Tracks: Share Photos And Create Picture Book Albums On The Fly With Friends

We always hear “a picture is worth a thousand words.”  Now imagine if pictures taken by different friends but for the same event can be put into an album on the fly for everyone to see.  Now that album is more than words but a picture story book.

There is an app that can do this for you.  It is called Tracks.  These tracks can be viewable both in the app and on the web in a beautiful, optimized experience.

The app has a cool map view, which shows the path of your Track. In addition you can publish your album into a photo magazine so you and your friends can have a physical copy and not just a digital one..

Tracks, which debuted in May 2011, is now rolling out a major update to its iOS application. Released as Tracks 2.0, this version has new features, with two of them called  “Joinable Tracks” and “Magic Tracks.” “Joinable Tracks” are public photo collections shared by friends which you can choose to follow, while “Magic Tracks” are auto-created photo albums that you can build from Facebook and your phone’s camera roll.

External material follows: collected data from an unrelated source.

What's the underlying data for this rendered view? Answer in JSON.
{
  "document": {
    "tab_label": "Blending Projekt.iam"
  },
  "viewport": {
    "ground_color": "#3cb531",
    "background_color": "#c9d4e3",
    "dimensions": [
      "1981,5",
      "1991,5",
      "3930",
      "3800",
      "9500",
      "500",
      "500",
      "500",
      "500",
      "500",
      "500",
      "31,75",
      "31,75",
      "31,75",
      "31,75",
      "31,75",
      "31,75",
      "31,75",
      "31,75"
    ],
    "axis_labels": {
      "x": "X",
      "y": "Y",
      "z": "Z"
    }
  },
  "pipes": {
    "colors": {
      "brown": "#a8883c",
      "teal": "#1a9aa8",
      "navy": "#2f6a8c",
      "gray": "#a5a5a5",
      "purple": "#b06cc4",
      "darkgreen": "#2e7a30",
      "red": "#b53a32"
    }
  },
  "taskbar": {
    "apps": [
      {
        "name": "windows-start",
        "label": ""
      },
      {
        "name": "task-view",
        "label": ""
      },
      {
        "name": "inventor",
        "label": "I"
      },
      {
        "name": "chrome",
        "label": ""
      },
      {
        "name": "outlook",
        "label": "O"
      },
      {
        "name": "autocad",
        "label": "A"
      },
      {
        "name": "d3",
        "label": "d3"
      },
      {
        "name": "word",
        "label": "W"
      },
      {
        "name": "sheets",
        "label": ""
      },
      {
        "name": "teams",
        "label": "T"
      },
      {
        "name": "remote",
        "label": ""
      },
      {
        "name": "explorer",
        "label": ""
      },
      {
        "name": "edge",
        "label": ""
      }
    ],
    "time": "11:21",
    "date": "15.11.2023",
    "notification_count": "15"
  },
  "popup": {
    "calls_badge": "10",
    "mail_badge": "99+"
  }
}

Tracks from the start has been an iOS app but they are releasing an Android app version as well.

Photo sharing sites seem to be the rage, so competition is fierce out there.  Flock is one competitor where it finds the photos you take together with friends and family and “magically” brings all the photos from each person's phone together into a single shared album. Another one is PhotoCircle, which lets transfer and share photos into an album called “Circles” by bumping you and your friends’ phones.

However, Tracks new features and their push into the Android market may enable them to be one step ahead of the competition.  

The company is led by CEO Vic Singh.  He is a graduate of Columbia Business School and prior to Tracks, he co-founded NearVerse, a venture backed mobile technology startup building a rich media delivery platform for smartphones.  Vic Singh has over 12 years of experience as an entrepreneur, operator and investor in software startups. .

According to Vic Singh, the company is growing 25% month-over-month, with retention hovering at 60%.